Looking at the why, that’s where the feelings come in. Yes, it’s natural to do things because they feel good or that we are curious about, but those are surface level motivations. We could jump from distraction to distraction all day taking the dopamine hits, thinking we feel good, but it’s only temporary. We will always need something else to make us feel good. But if we learn to harness that curiosity and understand what “feeling good” means, we can uncover something else: purpose. There’s a reason we are drawn to it and a reason it feels good. We are meant to make something of it and follow it to something bigger. We are meant to share a message. We are meant to become beacons in new ways of doing things. Instead of letting the fire burn us, we can let it ignite the path before us and give light to those behind us until they forge their own path.
We are given that spark and told if we let it grow it will burn us but that is a lie. The spark is meant to ignite us and inspire us to action toward what we are meant to do. We were given this internal guidance system and told that it would hurt us, that it would lead us astray, or that we were selfish to follow it.

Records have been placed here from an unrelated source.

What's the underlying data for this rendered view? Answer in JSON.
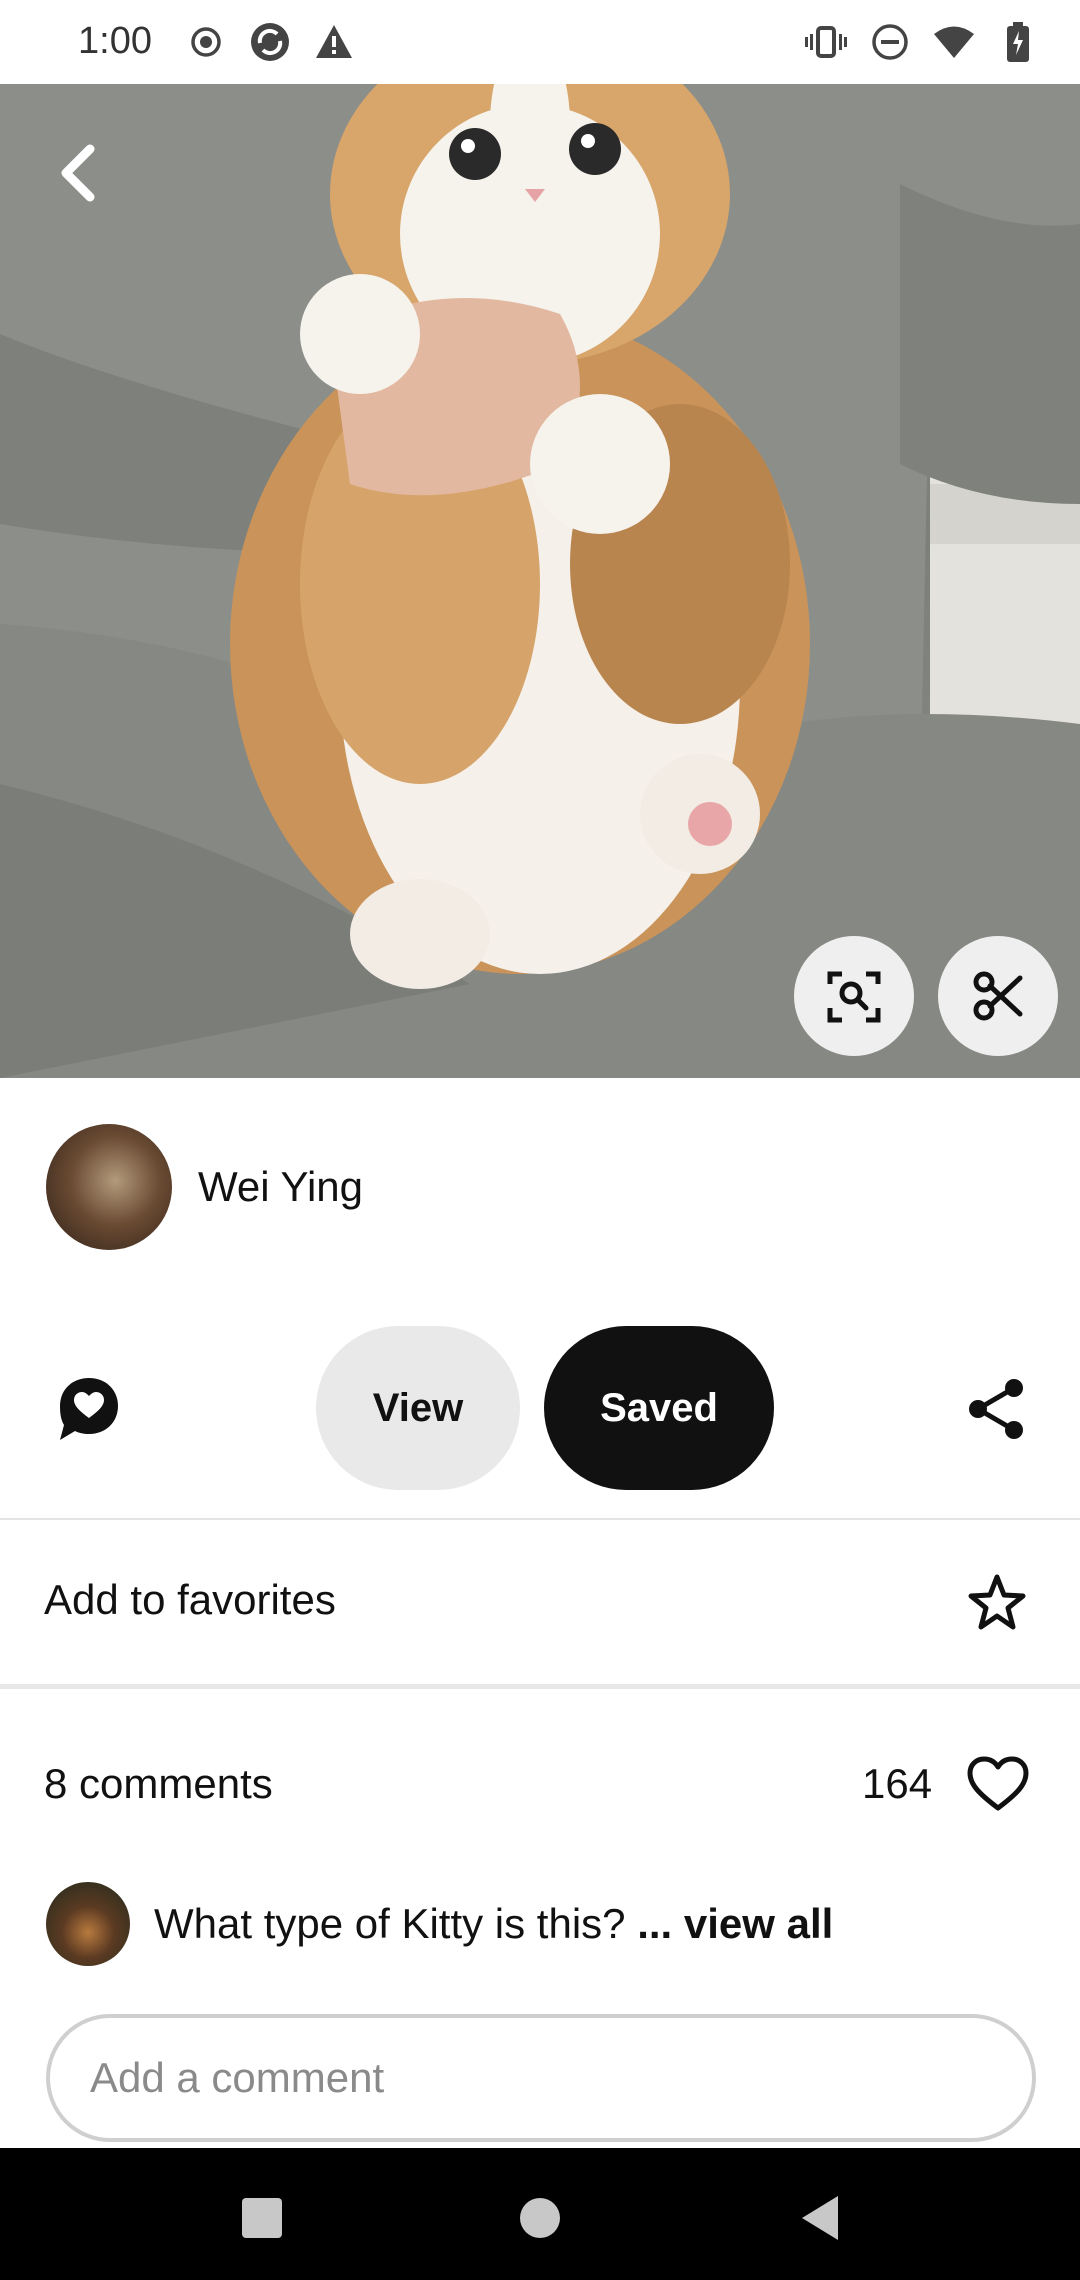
{
  "status_bar": {
    "time": "1:00",
    "left_icons": [
      "record-icon",
      "sync-icon",
      "warning-icon"
    ],
    "right_icons": [
      "vibrate-icon",
      "dnd-icon",
      "wifi-icon",
      "battery-icon"
    ]
  },
  "pin": {
    "image_subject": "fluffy orange and white kitten held on lap"
  },
  "author": {
    "name": "Wei Ying"
  },
  "actions": {
    "view_label": "View",
    "saved_label": "Saved"
  },
  "favorites": {
    "label": "Add to favorites"
  },
  "comments": {
    "count_label": "8 comments",
    "like_count": "164",
    "preview_text": "What type of Kitty is this?",
    "view_all": "... view all",
    "input_placeholder": "Add a comment"
  },
  "colors": {
    "primary_button": "#111111",
    "secondary_button": "#e9e9e9",
    "background": "#ffffff"
  }
}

We were told that the system needed us to feed it more than we needed to feed ourselves and fulfill our own purpose. But that spark never died. It was always there telling us that there was something more. Once we let it take over and start seeing it for what it is, the fuel that moves us to be who we truly are, people get afraid. They say that we aren’t who we used to be or that we changed. I say, no, I haven’t changed, I’ve become exactly who I always was. It might look like change, but there is freedom in becoming, in the shedding of what we’ve been told. It isn’t so much a change as an embracing and welcoming of who we are. Suddenly we see the fire wasn’t dangerous to us—ever. It was dangerous to those who sought to control it. Let it light you up and don’t ever let anyone diminish it.